Centre’s Measles anti-vaccination claims ‘not supported by objective scientific evidence’
Posted: 22nd August 2013
Posted in: Medical Negligence
The Cheshire-based Children’s Immunisation Centre – who had been selling separate mumps, measles and rubella vaccines – has received numerous complaints after claiming online that a link was present between the MMR jab and autism. The Advertising Standards Authority (ASA) told the centre to remove the “misleading” claim from their website, arguing that it “could have caused fear and distress”.
Earlier in the year, the Swansea-area measles epidemic saw the death of one person out of 1,219 suspected measles cases.
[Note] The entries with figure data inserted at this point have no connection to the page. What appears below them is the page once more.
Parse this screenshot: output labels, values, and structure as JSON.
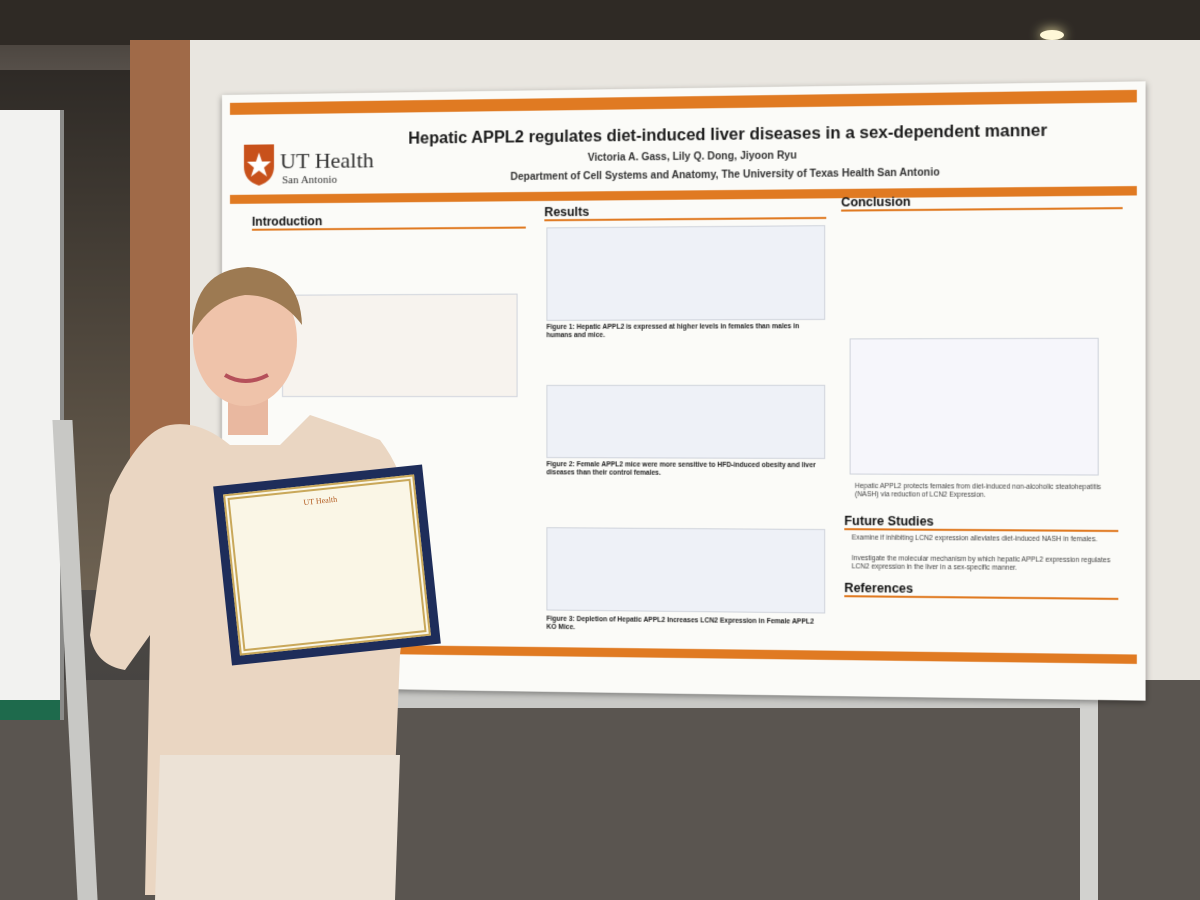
{
  "poster": {
    "logo": {
      "name": "UT Health",
      "place": "San Antonio"
    },
    "title": "Hepatic APPL2 regulates diet-induced liver diseases in a sex-dependent manner",
    "authors": "Victoria A. Gass, Lily Q. Dong, Jiyoon Ryu",
    "department": "Department of Cell Systems and Anatomy, The University of Texas Health San Antonio",
    "sections": {
      "introduction": "Introduction",
      "results": "Results",
      "conclusion": "Conclusion",
      "future_studies": "Future Studies",
      "references": "References"
    },
    "figures": [
      "Figure 1: Hepatic APPL2 is expressed at higher levels in females than males in humans and mice.",
      "Figure 2: Female APPL2 mice were more sensitive to HFD-induced obesity and liver diseases than their control females.",
      "Figure 3: Depletion of Hepatic APPL2 Increases LCN2 Expression in Female APPL2 KO Mice."
    ],
    "conclusion_caption": "Hepatic APPL2 protects females from diet-induced non-alcoholic steatohepatitis (NASH) via reduction of LCN2 Expression.",
    "future_studies": [
      "Examine if inhibiting LCN2 expression alleviates diet-induced NASH in females.",
      "Investigate the molecular mechanism by which hepatic APPL2 expression regulates LCN2 expression in the liver in a sex-specific manner."
    ]
  },
  "certificate": {
    "logo": "UT Health"
  }
}
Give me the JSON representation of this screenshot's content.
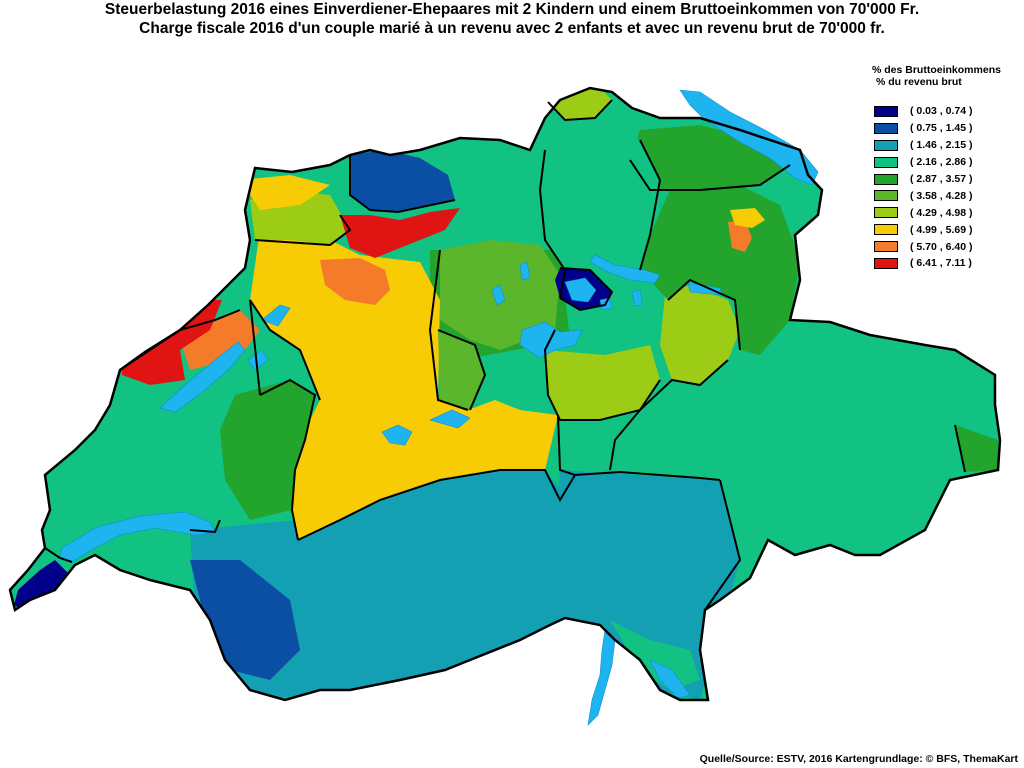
{
  "title": {
    "line1": "Steuerbelastung 2016 eines Einverdiener-Ehepaares mit 2 Kindern und einem Bruttoeinkommen von 70'000 Fr.",
    "line2": "Charge fiscale 2016 d'un couple marié à un revenu avec 2 enfants et avec un revenu brut de 70'000 fr."
  },
  "legend": {
    "heading_de": "% des Bruttoeinkommens",
    "heading_fr": "% du revenu brut",
    "classes": [
      {
        "label": "( 0.03 , 0.74 )",
        "color": "#00008b"
      },
      {
        "label": "( 0.75 , 1.45 )",
        "color": "#0a4fa3"
      },
      {
        "label": "( 1.46 , 2.15 )",
        "color": "#12a0b2"
      },
      {
        "label": "( 2.16 , 2.86 )",
        "color": "#11c282"
      },
      {
        "label": "( 2.87 , 3.57 )",
        "color": "#23a42c"
      },
      {
        "label": "( 3.58 , 4.28 )",
        "color": "#5bb62b"
      },
      {
        "label": "( 4.29 , 4.98 )",
        "color": "#9dcc16"
      },
      {
        "label": "( 4.99 , 5.69 )",
        "color": "#f7cc05"
      },
      {
        "label": "( 5.70 , 6.40 )",
        "color": "#f37b2a"
      },
      {
        "label": "( 6.41 , 7.11 )",
        "color": "#e11414"
      }
    ]
  },
  "map": {
    "lake_color": "#1eb4f0",
    "border_color": "#000000",
    "regions": [
      {
        "name": "base-east",
        "class": 3
      },
      {
        "name": "base-center",
        "class": 4
      },
      {
        "name": "jura-plateau",
        "class": 3
      },
      {
        "name": "ticino-graubuenden-south",
        "class": 2
      },
      {
        "name": "valais",
        "class": 2
      },
      {
        "name": "valais-west",
        "class": 1
      },
      {
        "name": "bern-plateau",
        "class": 7
      },
      {
        "name": "bern-oberland",
        "class": 7
      },
      {
        "name": "uri-glarus",
        "class": 6
      },
      {
        "name": "schwyz",
        "class": 6
      },
      {
        "name": "fribourg",
        "class": 4
      },
      {
        "name": "aargau-lucerne",
        "class": 5
      },
      {
        "name": "lucerne-west",
        "class": 5
      },
      {
        "name": "st-gallen",
        "class": 4
      },
      {
        "name": "thurgau",
        "class": 4
      },
      {
        "name": "zurich",
        "class": 3
      },
      {
        "name": "jura",
        "class": 6
      },
      {
        "name": "jura-bern-yellow",
        "class": 7
      },
      {
        "name": "vaud-orange",
        "class": 8
      },
      {
        "name": "neuchatel-red",
        "class": 9
      },
      {
        "name": "solothurn-red",
        "class": 9
      },
      {
        "name": "solothurn-orange",
        "class": 8
      },
      {
        "name": "basel",
        "class": 1
      },
      {
        "name": "schaffhausen",
        "class": 6
      },
      {
        "name": "zug",
        "class": 0
      },
      {
        "name": "geneva",
        "class": 0
      },
      {
        "name": "appenzell-orange",
        "class": 8
      },
      {
        "name": "appenzell-yellow",
        "class": 7
      },
      {
        "name": "graubuenden-green",
        "class": 4
      },
      {
        "name": "ticino-teal",
        "class": 3
      }
    ]
  },
  "source": "Quelle/Source: ESTV, 2016 Kartengrundlage: © BFS, ThemaKart"
}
In an attempt to keep the epidemic under control, health officials provided almost 76,000 unscheduled MMR vaccinations to those who had not already been immunised.
Claimed to provide a “safe alternative” to MMR vaccine
However, the Children’s Immunisation Centre offered single jabs to parents, with clinics open in Swansea and across England. They responded to the ASA by claiming that they provided a safe alternative to parents wanting to protect their children, without undergoing NHS or government-funded programmes, such as the MMR vaccine. They also argued against ASA’s claims regarding their online content, saying that it was not utilised as an advertising mechanism.
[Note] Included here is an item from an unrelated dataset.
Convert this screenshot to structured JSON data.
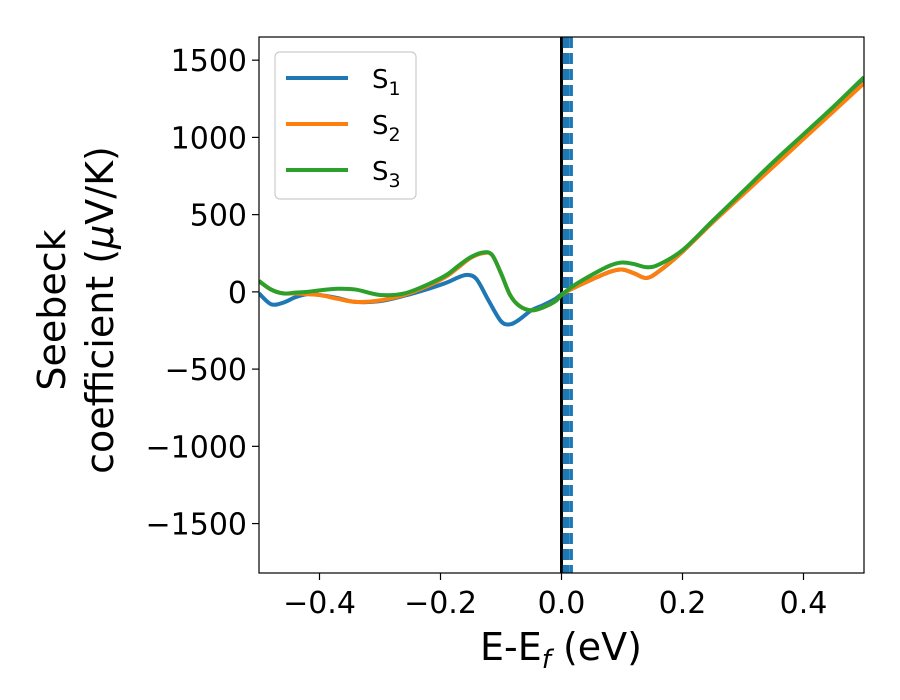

The claim made by the Immunisation Centre’s website, was based on Dr Andrew Wakefield’s research, which was published in 1998. This research was later discredited as no link between the MMR jab and autism has been traced.
An ASA spokesperson said: “We told Children’s Immunisation Centre not to promote prescription-only medicines and to remove claims not supported by objective scientific evidence.”
The epidemic was declared as officially over in July.